Why Is an Enzyme Special?
I often use the following metaphor when describing the role of enzymes in metabolism and physiology:
Imagine a series of pipes leading left and right, up and down, with water flowing in every direction. Imagine also, that there are valves intermittently dispersed throughout these pipes.
The valves can’t change the direction of the water flow. They can’t make water that was flowing left to right suddenly flow from right to left, or make water that was falling downward suddenly defy gravity and start climbing upward in the pipes- you’d need a pump for that. And if water is moving at only a trickle, a valve simply can’t make the water start gushing. It can only allow as much water to flow in a direction as it normally would.
What it can do is cut off the flow of water if you close the valve. It can redirect water that was normally flowing along one pathway to another pathway. And if that valve is opened again, the flow is restored, provided the water is still present.

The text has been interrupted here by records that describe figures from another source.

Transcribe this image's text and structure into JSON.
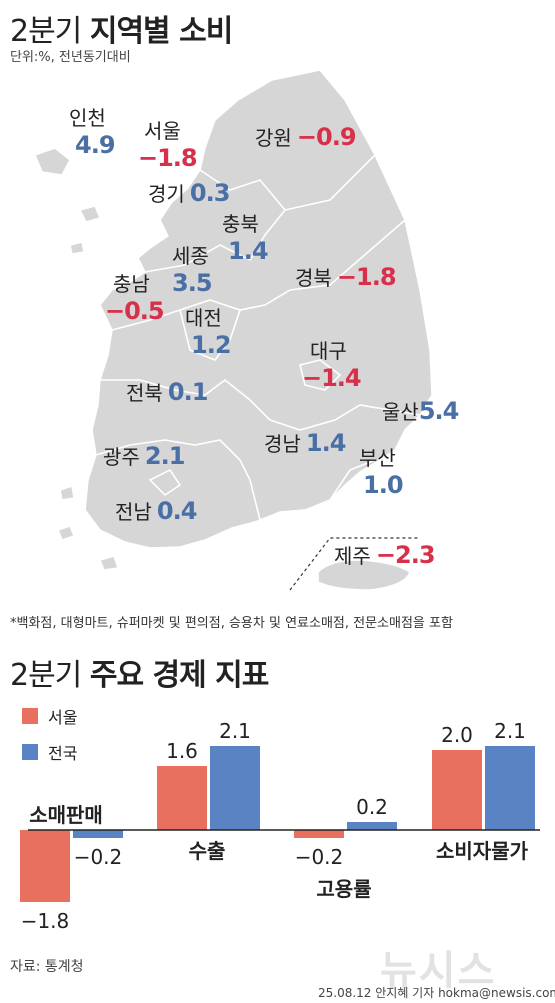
{
  "header": {
    "title_prefix": "2분기",
    "title_main": "지역별 소비",
    "unit": "단위:%, 전년동기대비"
  },
  "regions": [
    {
      "name": "인천",
      "value": "4.9",
      "sign": "pos"
    },
    {
      "name": "서울",
      "value": "−1.8",
      "sign": "neg"
    },
    {
      "name": "강원",
      "value": "−0.9",
      "sign": "neg"
    },
    {
      "name": "경기",
      "value": "0.3",
      "sign": "pos"
    },
    {
      "name": "충북",
      "value": "1.4",
      "sign": "pos"
    },
    {
      "name": "세종",
      "value": "3.5",
      "sign": "pos"
    },
    {
      "name": "충남",
      "value": "−0.5",
      "sign": "neg"
    },
    {
      "name": "경북",
      "value": "−1.8",
      "sign": "neg"
    },
    {
      "name": "대전",
      "value": "1.2",
      "sign": "pos"
    },
    {
      "name": "대구",
      "value": "−1.4",
      "sign": "neg"
    },
    {
      "name": "전북",
      "value": "0.1",
      "sign": "pos"
    },
    {
      "name": "울산",
      "value": "5.4",
      "sign": "pos"
    },
    {
      "name": "광주",
      "value": "2.1",
      "sign": "pos"
    },
    {
      "name": "경남",
      "value": "1.4",
      "sign": "pos"
    },
    {
      "name": "부산",
      "value": "1.0",
      "sign": "pos"
    },
    {
      "name": "전남",
      "value": "0.4",
      "sign": "pos"
    },
    {
      "name": "제주",
      "value": "−2.3",
      "sign": "neg"
    }
  ],
  "note": "*백화점, 대형마트, 슈퍼마켓 및 편의점, 승용차 및 연료소매점, 전문소매점을 포함",
  "indicators": {
    "title_prefix": "2분기",
    "title_main": "주요 경제 지표",
    "legend": [
      {
        "name": "서울",
        "color": "#e8705f"
      },
      {
        "name": "전국",
        "color": "#5a83c3"
      }
    ]
  },
  "chart_data": {
    "type": "bar",
    "categories": [
      "소매판매",
      "수출",
      "고용률",
      "소비자물가"
    ],
    "series": [
      {
        "name": "서울",
        "values": [
          -1.8,
          1.6,
          -0.2,
          2.0
        ],
        "labels": [
          "−1.8",
          "1.6",
          "−0.2",
          "2.0"
        ],
        "color": "#e8705f"
      },
      {
        "name": "전국",
        "values": [
          -0.2,
          2.1,
          0.2,
          2.1
        ],
        "labels": [
          "−0.2",
          "2.1",
          "0.2",
          "2.1"
        ],
        "color": "#5a83c3"
      }
    ]
  },
  "footer": {
    "source": "자료: 통계청",
    "watermark": "뉴시스",
    "credit": "25.08.12 안지혜 기자 hokma@newsis.com"
  }
}
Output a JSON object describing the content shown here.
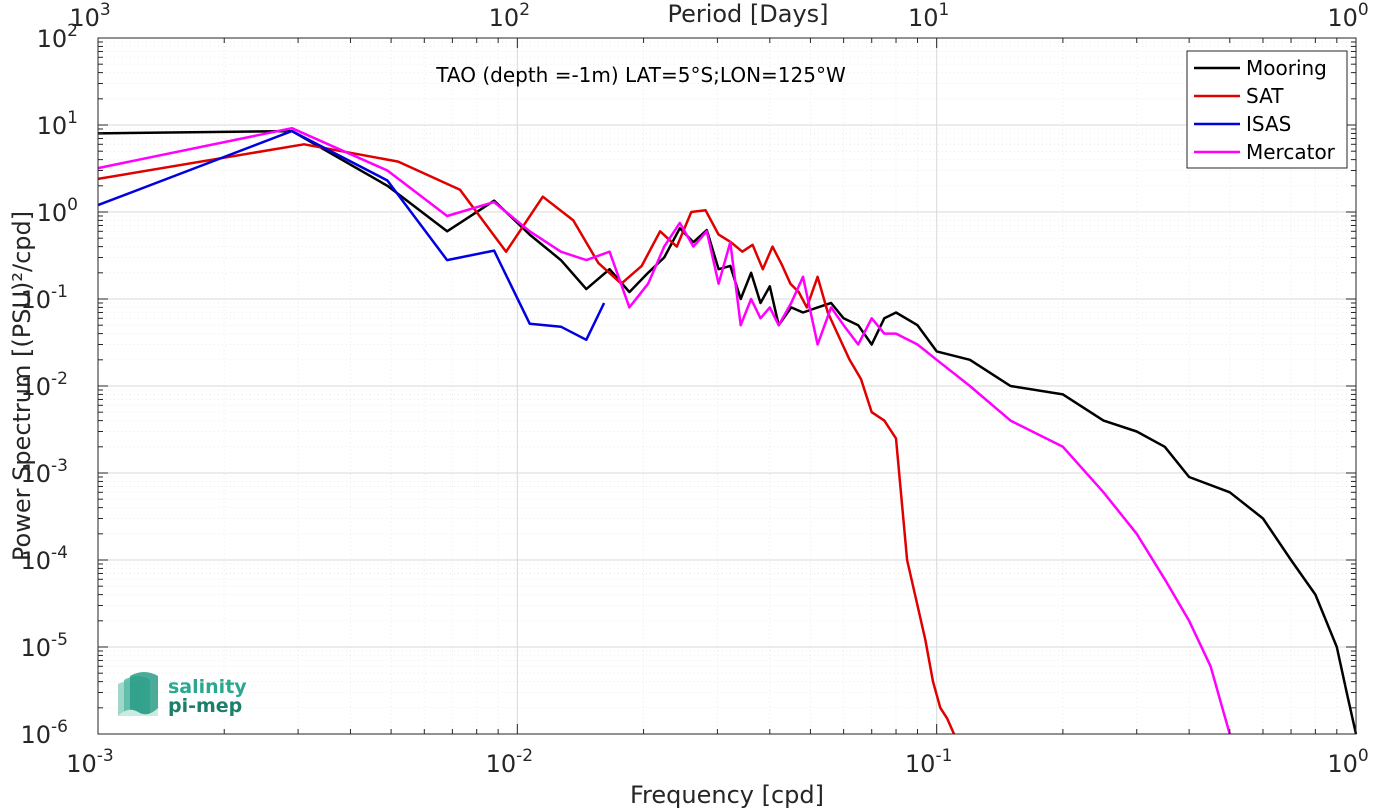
{
  "chart_data": {
    "type": "line",
    "xlabel": "Frequency [cpd]",
    "ylabel": "Power Spectrum [(PSU)²/cpd]",
    "top_xlabel": "Period [Days]",
    "annotation": "TAO (depth =-1m) LAT=5°S;LON=125°W",
    "x_scale": "log",
    "y_scale": "log",
    "xlim": [
      0.001,
      1
    ],
    "ylim": [
      1e-06,
      100
    ],
    "grid": true,
    "legend_position": "top-right",
    "x_ticks": [
      {
        "base": "10",
        "exp": "-3",
        "value": 0.001
      },
      {
        "base": "10",
        "exp": "-2",
        "value": 0.01
      },
      {
        "base": "10",
        "exp": "-1",
        "value": 0.1
      },
      {
        "base": "10",
        "exp": "0",
        "value": 1
      }
    ],
    "top_ticks": [
      {
        "base": "10",
        "exp": "3",
        "value": 0.001
      },
      {
        "base": "10",
        "exp": "2",
        "value": 0.01
      },
      {
        "base": "10",
        "exp": "1",
        "value": 0.1
      },
      {
        "base": "10",
        "exp": "0",
        "value": 1
      }
    ],
    "y_ticks": [
      {
        "base": "10",
        "exp": "-6",
        "value": 1e-06
      },
      {
        "base": "10",
        "exp": "-5",
        "value": 1e-05
      },
      {
        "base": "10",
        "exp": "-4",
        "value": 0.0001
      },
      {
        "base": "10",
        "exp": "-3",
        "value": 0.001
      },
      {
        "base": "10",
        "exp": "-2",
        "value": 0.01
      },
      {
        "base": "10",
        "exp": "-1",
        "value": 0.1
      },
      {
        "base": "10",
        "exp": "0",
        "value": 1
      },
      {
        "base": "10",
        "exp": "1",
        "value": 10
      },
      {
        "base": "10",
        "exp": "2",
        "value": 100
      }
    ],
    "series": [
      {
        "name": "Mooring",
        "color": "#000000",
        "x": [
          0.001,
          0.0029,
          0.0049,
          0.0068,
          0.0088,
          0.0107,
          0.0127,
          0.0146,
          0.0166,
          0.0185,
          0.0205,
          0.0224,
          0.0244,
          0.0263,
          0.0283,
          0.0302,
          0.0322,
          0.0341,
          0.0361,
          0.038,
          0.04,
          0.042,
          0.045,
          0.048,
          0.052,
          0.056,
          0.06,
          0.065,
          0.07,
          0.075,
          0.08,
          0.09,
          0.1,
          0.12,
          0.15,
          0.2,
          0.25,
          0.3,
          0.35,
          0.4,
          0.5,
          0.6,
          0.7,
          0.8,
          0.9,
          0.95,
          1.0
        ],
        "y": [
          8.0,
          8.5,
          2.0,
          0.6,
          1.35,
          0.55,
          0.28,
          0.13,
          0.22,
          0.12,
          0.2,
          0.3,
          0.65,
          0.45,
          0.62,
          0.22,
          0.24,
          0.1,
          0.2,
          0.09,
          0.14,
          0.05,
          0.08,
          0.07,
          0.08,
          0.09,
          0.06,
          0.05,
          0.03,
          0.06,
          0.07,
          0.05,
          0.025,
          0.02,
          0.01,
          0.008,
          0.004,
          0.003,
          0.002,
          0.0009,
          0.0006,
          0.0003,
          0.0001,
          4e-05,
          1e-05,
          3e-06,
          1e-06
        ]
      },
      {
        "name": "SAT",
        "color": "#e00000",
        "x": [
          0.001,
          0.0031,
          0.0052,
          0.0073,
          0.0094,
          0.0115,
          0.0136,
          0.0156,
          0.0177,
          0.0198,
          0.0219,
          0.024,
          0.026,
          0.0281,
          0.0302,
          0.0323,
          0.0344,
          0.0364,
          0.0385,
          0.0406,
          0.0427,
          0.0448,
          0.0469,
          0.049,
          0.052,
          0.055,
          0.058,
          0.062,
          0.066,
          0.07,
          0.075,
          0.08,
          0.085,
          0.09,
          0.094,
          0.098,
          0.102,
          0.106,
          0.11
        ],
        "y": [
          2.4,
          6.0,
          3.8,
          1.8,
          0.35,
          1.5,
          0.8,
          0.26,
          0.15,
          0.24,
          0.6,
          0.4,
          1.0,
          1.05,
          0.55,
          0.45,
          0.35,
          0.42,
          0.22,
          0.4,
          0.25,
          0.15,
          0.12,
          0.08,
          0.18,
          0.07,
          0.04,
          0.02,
          0.012,
          0.005,
          0.004,
          0.0025,
          0.0001,
          3e-05,
          1.2e-05,
          4e-06,
          2e-06,
          1.5e-06,
          1e-06
        ]
      },
      {
        "name": "ISAS",
        "color": "#0000e0",
        "x": [
          0.001,
          0.0029,
          0.0049,
          0.0068,
          0.0088,
          0.0107,
          0.0127,
          0.0146,
          0.0161
        ],
        "y": [
          1.2,
          8.5,
          2.3,
          0.28,
          0.36,
          0.052,
          0.048,
          0.034,
          0.09
        ]
      },
      {
        "name": "Mercator",
        "color": "#ff00ff",
        "x": [
          0.001,
          0.0029,
          0.0049,
          0.0068,
          0.0088,
          0.0107,
          0.0127,
          0.0146,
          0.0166,
          0.0185,
          0.0205,
          0.0224,
          0.0244,
          0.0263,
          0.0283,
          0.0302,
          0.0322,
          0.0341,
          0.0361,
          0.038,
          0.04,
          0.042,
          0.045,
          0.048,
          0.052,
          0.056,
          0.06,
          0.065,
          0.07,
          0.075,
          0.08,
          0.09,
          0.1,
          0.12,
          0.15,
          0.2,
          0.25,
          0.3,
          0.35,
          0.4,
          0.45,
          0.48,
          0.5
        ],
        "y": [
          3.2,
          9.2,
          3.0,
          0.9,
          1.3,
          0.6,
          0.35,
          0.28,
          0.35,
          0.08,
          0.15,
          0.4,
          0.75,
          0.4,
          0.6,
          0.15,
          0.45,
          0.05,
          0.1,
          0.06,
          0.08,
          0.05,
          0.09,
          0.18,
          0.03,
          0.08,
          0.05,
          0.03,
          0.06,
          0.04,
          0.04,
          0.03,
          0.02,
          0.01,
          0.004,
          0.002,
          0.0006,
          0.0002,
          6e-05,
          2e-05,
          6e-06,
          2e-06,
          1e-06
        ]
      }
    ]
  },
  "logo": {
    "line1": "salinity",
    "line2": "pi-mep"
  }
}
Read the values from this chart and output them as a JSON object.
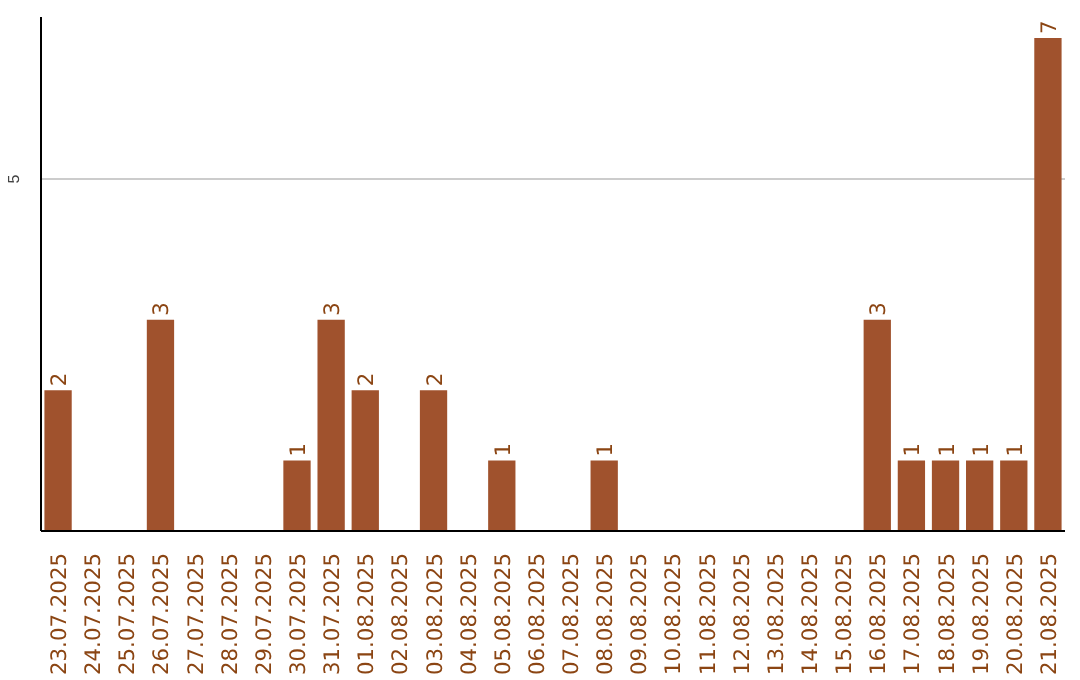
{
  "chart_data": {
    "type": "bar",
    "categories": [
      "23.07.2025",
      "24.07.2025",
      "25.07.2025",
      "26.07.2025",
      "27.07.2025",
      "28.07.2025",
      "29.07.2025",
      "30.07.2025",
      "31.07.2025",
      "01.08.2025",
      "02.08.2025",
      "03.08.2025",
      "04.08.2025",
      "05.08.2025",
      "06.08.2025",
      "07.08.2025",
      "08.08.2025",
      "09.08.2025",
      "10.08.2025",
      "11.08.2025",
      "12.08.2025",
      "13.08.2025",
      "14.08.2025",
      "15.08.2025",
      "16.08.2025",
      "17.08.2025",
      "18.08.2025",
      "19.08.2025",
      "20.08.2025",
      "21.08.2025"
    ],
    "values": [
      2,
      0,
      0,
      3,
      0,
      0,
      0,
      1,
      3,
      2,
      0,
      2,
      0,
      1,
      0,
      0,
      1,
      0,
      0,
      0,
      0,
      0,
      0,
      0,
      3,
      1,
      1,
      1,
      1,
      7
    ],
    "value_labels": [
      "2",
      null,
      null,
      "3",
      null,
      null,
      null,
      "1",
      "3",
      "2",
      null,
      "2",
      null,
      "1",
      null,
      null,
      "1",
      null,
      null,
      null,
      null,
      null,
      null,
      null,
      "3",
      "1",
      "1",
      "1",
      "1",
      "7"
    ],
    "color": "#a0522d",
    "ylim": [
      0,
      7.3
    ],
    "yticks": [
      5
    ],
    "grid": "y"
  }
}
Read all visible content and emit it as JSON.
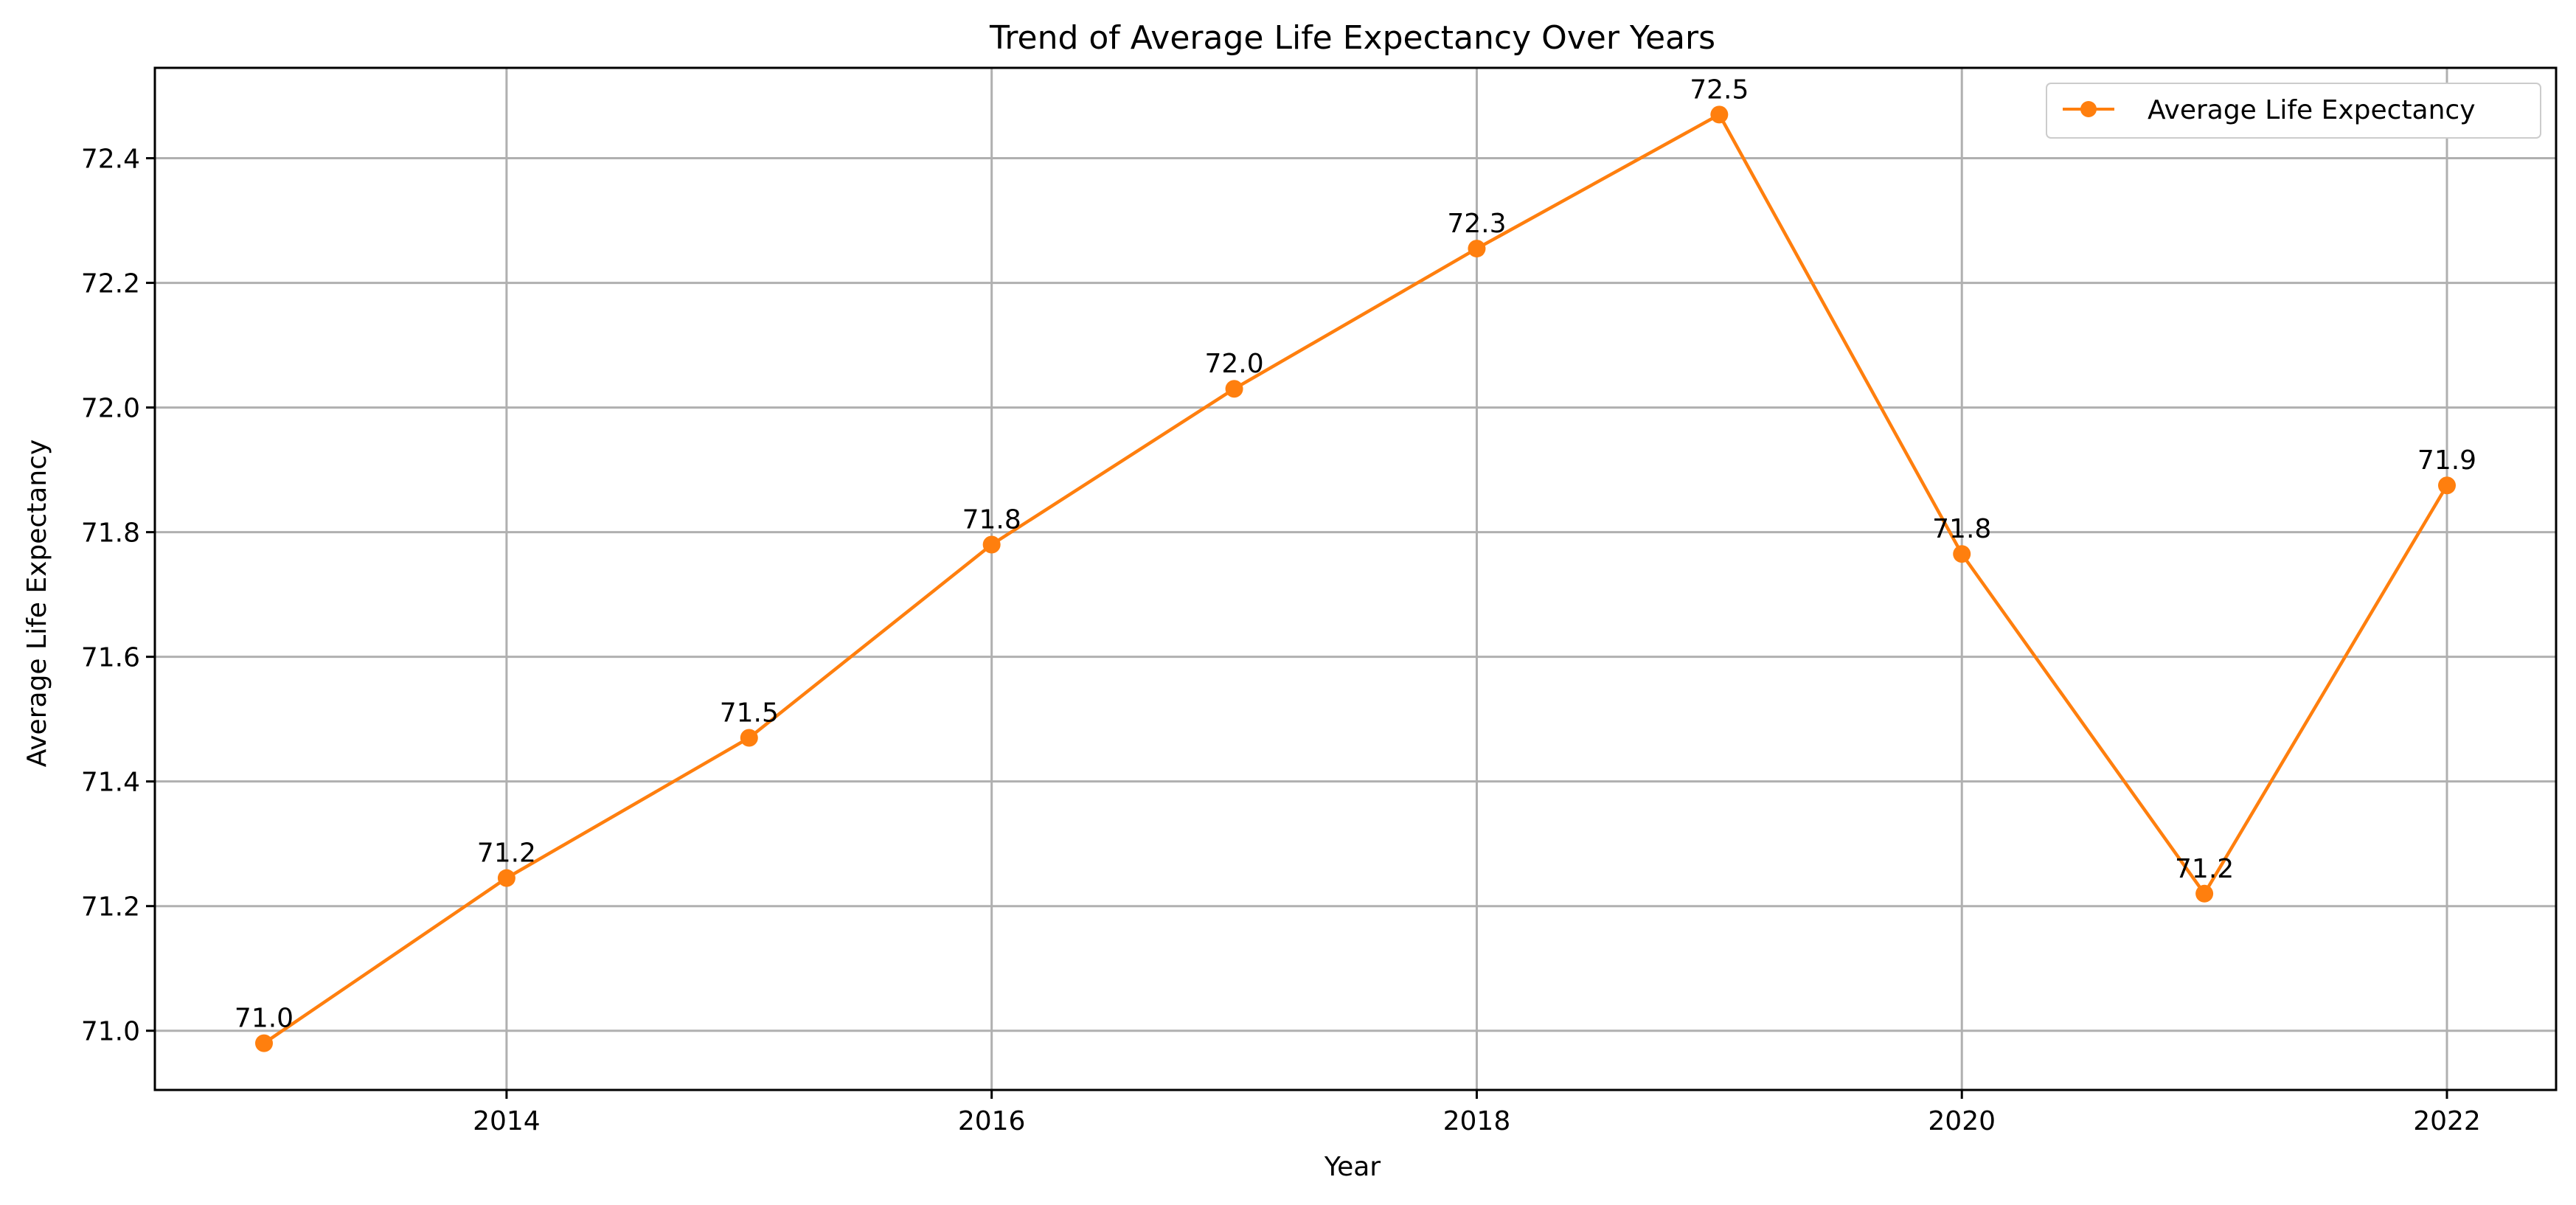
{
  "chart_data": {
    "type": "line",
    "title": "Trend of Average Life Expectancy Over Years",
    "xlabel": "Year",
    "ylabel": "Average Life Expectancy",
    "x": [
      2013,
      2014,
      2015,
      2016,
      2017,
      2018,
      2019,
      2020,
      2021,
      2022
    ],
    "series": [
      {
        "name": "Average Life Expectancy",
        "color": "#ff7f0e",
        "values": [
          70.98,
          71.245,
          71.47,
          71.78,
          72.03,
          72.255,
          72.47,
          71.765,
          71.22,
          71.875
        ],
        "labels": [
          "71.0",
          "71.2",
          "71.5",
          "71.8",
          "72.0",
          "72.3",
          "72.5",
          "71.8",
          "71.2",
          "71.9"
        ]
      }
    ],
    "xlim": [
      2012.55,
      2022.45
    ],
    "ylim": [
      70.905,
      72.545
    ],
    "xticks": [
      2014,
      2016,
      2018,
      2020,
      2022
    ],
    "xtick_labels": [
      "2014",
      "2016",
      "2018",
      "2020",
      "2022"
    ],
    "yticks": [
      71.0,
      71.2,
      71.4,
      71.6,
      71.8,
      72.0,
      72.2,
      72.4
    ],
    "ytick_labels": [
      "71.0",
      "71.2",
      "71.4",
      "71.6",
      "71.8",
      "72.0",
      "72.2",
      "72.4"
    ],
    "grid": true,
    "legend_position": "top-right",
    "grid_color": "#b0b0b0",
    "axes_color": "#000000"
  }
}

In much the same way, enzymes can control the flow of biochemical intermediaries between metabolic pathways. Enzymes throw their own kinetic parameters (valves) into the interesting mix of physiology, like their maximal catalyzed rate of reaction (Vmax) or their half-saturation constants (Km or S0.5). They can be shut down or activated by small chemical groups directly added onto their scaffolding. They can be activated or inhibited by competitive or non-competitive effectors. In short, they are much more complex catalysts than their chemical counterparts.
This is just a first glimpse in to the world of enzymes. In coming articles, we’ll examine some of the considerations that you must take into account once you’re ready to get your hands dirty and work with enzymes. We will also discuss different ways to study enzymes. This includes the kinetic spectrophotometric assay to look at enzyme activity as well as binding assays such as Förster Resonance Energy Transfer (FRET) and surface plasmon resonance SPR technology.